Krypton Radio Newswire
It’s hard to ignore the lure of making your own superhero movie if you have the talent, the time, the resources and the team of friends who can help you make it happen. Stefan Dezil, a drama major at Carnegie Mellon University, is in the sweet spot. With some funding provided by friends and family, he’s made a web short based on the Milestone Comics character Static Shock. Dezil jokingly explains “I really wanted to see a superhero who looked like me, and since I didn’t have enough time to buff up to do Black Panther, I thought Static was a good choice.”

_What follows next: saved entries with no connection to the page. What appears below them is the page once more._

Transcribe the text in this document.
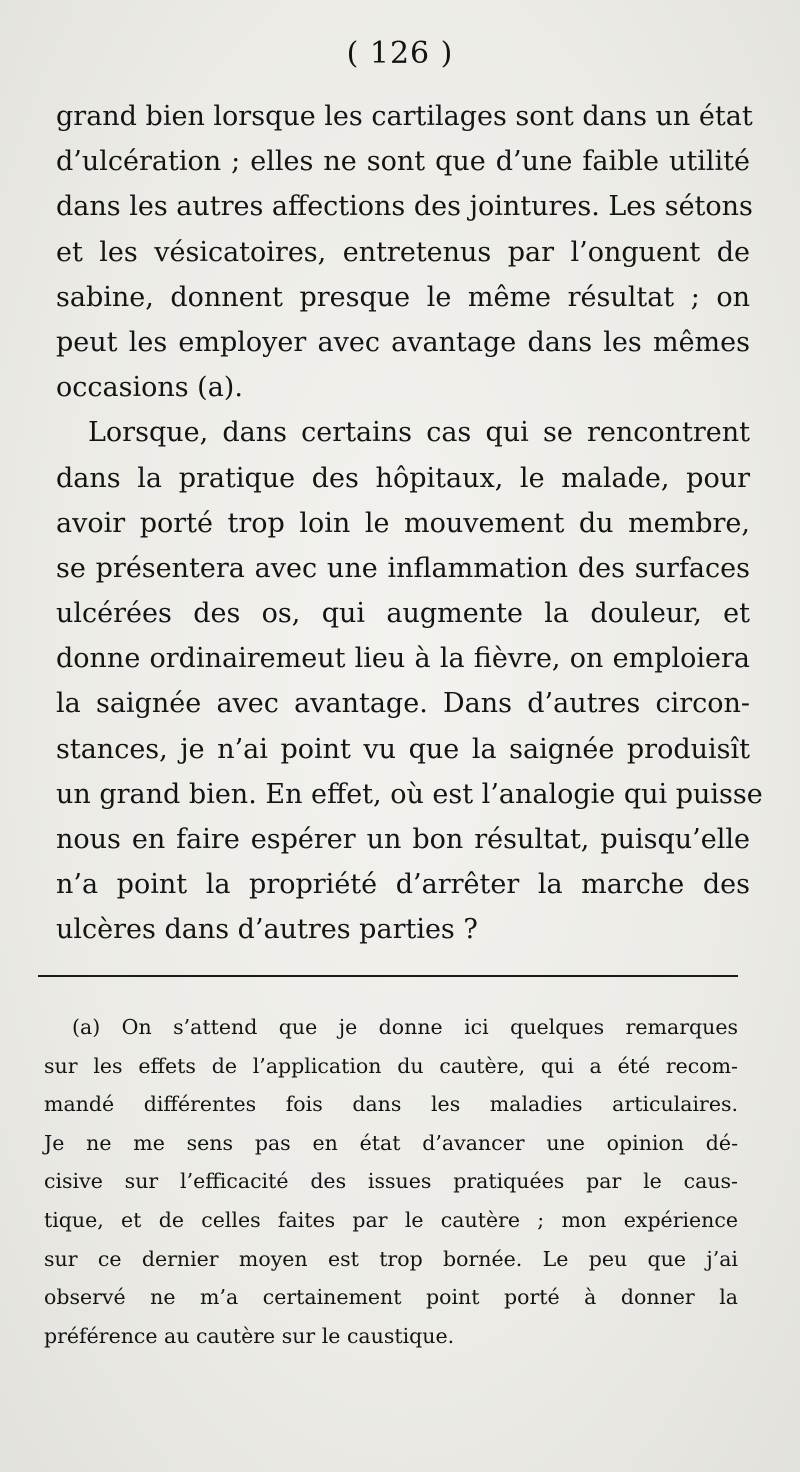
( 126 )
grand bien lorsque les cartilages sont dans un état
d’ulcération ; elles ne sont que d’une faible utilité
dans les autres affections des jointures. Les sétons
et les vésicatoires, entretenus par l’onguent de
sabine, donnent presque le même résultat ; on
peut les employer avec avantage dans les mêmes
occasions (a).
Lorsque, dans certains cas qui se rencontrent
dans la pratique des hôpitaux, le malade, pour
avoir porté trop loin le mouvement du membre,
se présentera avec une inflammation des surfaces
ulcérées des os, qui augmente la douleur, et
donne ordinairemeut lieu à la fièvre, on emploiera
la saignée avec avantage. Dans d’autres circon-
stances, je n’ai point vu que la saignée produisît
un grand bien. En effet, où est l’analogie qui puisse
nous en faire espérer un bon résultat, puisqu’elle
n’a point la propriété d’arrêter la marche des
ulcères dans d’autres parties ?
(a) On s’attend que je donne ici quelques remarques
sur les effets de l’application du cautère, qui a été recom-
mandé différentes fois dans les maladies articulaires.
Je ne me sens pas en état d’avancer une opinion dé-
cisive sur l’efficacité des issues pratiquées par le caus-
tique, et de celles faites par le cautère ; mon expérience
sur ce dernier moyen est trop bornée. Le peu que j’ai
observé ne m’a certainement point porté à donner la
préférence au cautère sur le caustique.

Shot for just $5,000 on the RED camera system, Static Shock: Blackout is a truly impressive Static Shock fan film created by Stefan Dezil. The short was created to be released just before the late Static co-creator Dwayne McDuffie’s 50th birthday and follows a version of Daisy Watkins, the comic book love interest of Static Shock, as she seeks to discover the teenage superhero who fights crime in the dangerous Dakota City.
The costume is raw and unfinished. Dezil’s character is more serious and a bit less effusive than Phil LaMarr’s portrayal of him in the Static Shock cartoons done by Warner Brothers. And yet, the acting is solid, the basic production values are very good – and while the effects are understandably limited, they work within the story and move things forward nicely. The end result is very watchable and very pleasing. Diehard fans will quibble with the creative choices, but we think Dezil has made some good choices with the treatment of the material.

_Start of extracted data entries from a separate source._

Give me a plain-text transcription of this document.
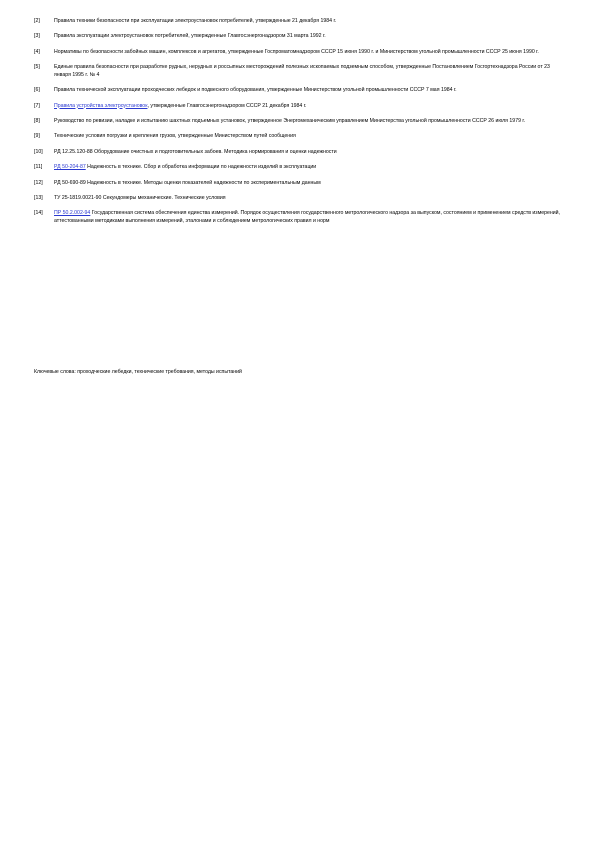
[2]	Правила техники безопасности при эксплуатации электроустановок потребителей, утвержденные 21 декабря 1984 г.
[3]	Правила эксплуатации электроустановок потребителей, утвержденные Главгосэнергонадзором 31 марта 1992 г.
[4]	Нормативы по безопасности забойных машин, комплексов и агрегатов, утвержденные Госпроматомнадзором СССР 15 июня 1990 г. и Министерством угольной промышленности СССР 25 июня 1990 г.
[5]	Единые правила безопасности при разработке рудных, нерудных и россыпных месторождений полезных ископаемых подземным способом, утвержденные Постановлением Госгортехнадзора России от 23 января 1995 г. № 4
[6]	Правила технической эксплуатации проходческих лебедок и подвесного оборудования, утвержденные Министерством угольной промышленности СССР 7 мая 1984 г.
[7]	Правила устройства электроустановок, утвержденные Главгосэнергонадзором СССР 21 декабря 1984 г.
[8]	Руководство по ревизии, наладке и испытанию шахтных подъемных установок, утвержденное Энергомеханическим управлением Министерства угольной промышленности СССР 26 июля 1979 г.
[9]	Технические условия погрузки и крепления грузов, утвержденные Министерством путей сообщения
[10]	РД 12.25.120-88 Оборудование очистных и подготовительных забоев. Методика нормирования и оценки надежности
[11]	РД 50-204-87 Надежность в технике. Сбор и обработка информации по надежности изделий в эксплуатации
[12]	РД 50-690-89 Надежность в технике. Методы оценки показателей надежности по экспериментальным данным
[13]	ТУ 25-1819.0021-90 Секундомеры механические. Технические условия
[14]	ПР 50.2.002-94 Государственная система обеспечения единства измерений. Порядок осуществления государственного метрологического надзора за выпуском, состоянием и применением средств измерений, аттестованными методиками выполнения измерений, эталонами и соблюдением метрологических правил и норм
Ключевые слова: проходческие лебедки, технические требования, методы испытаний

A year and a half in the making, the web short has gone viral since hitting the web, racking up nearly 26,000 views and has been featured on the Topless Robot channel on YouTube. Fans of “Static Shock” are now campaigning for a movie adaptation. It was more than just Stefan Dezil working on it, of course – he had a whole team of students from Carnegie Mellon University, The Art Institute, Syracuse University and University of Central Florida. The best news is that episode 2 is already in preproduction.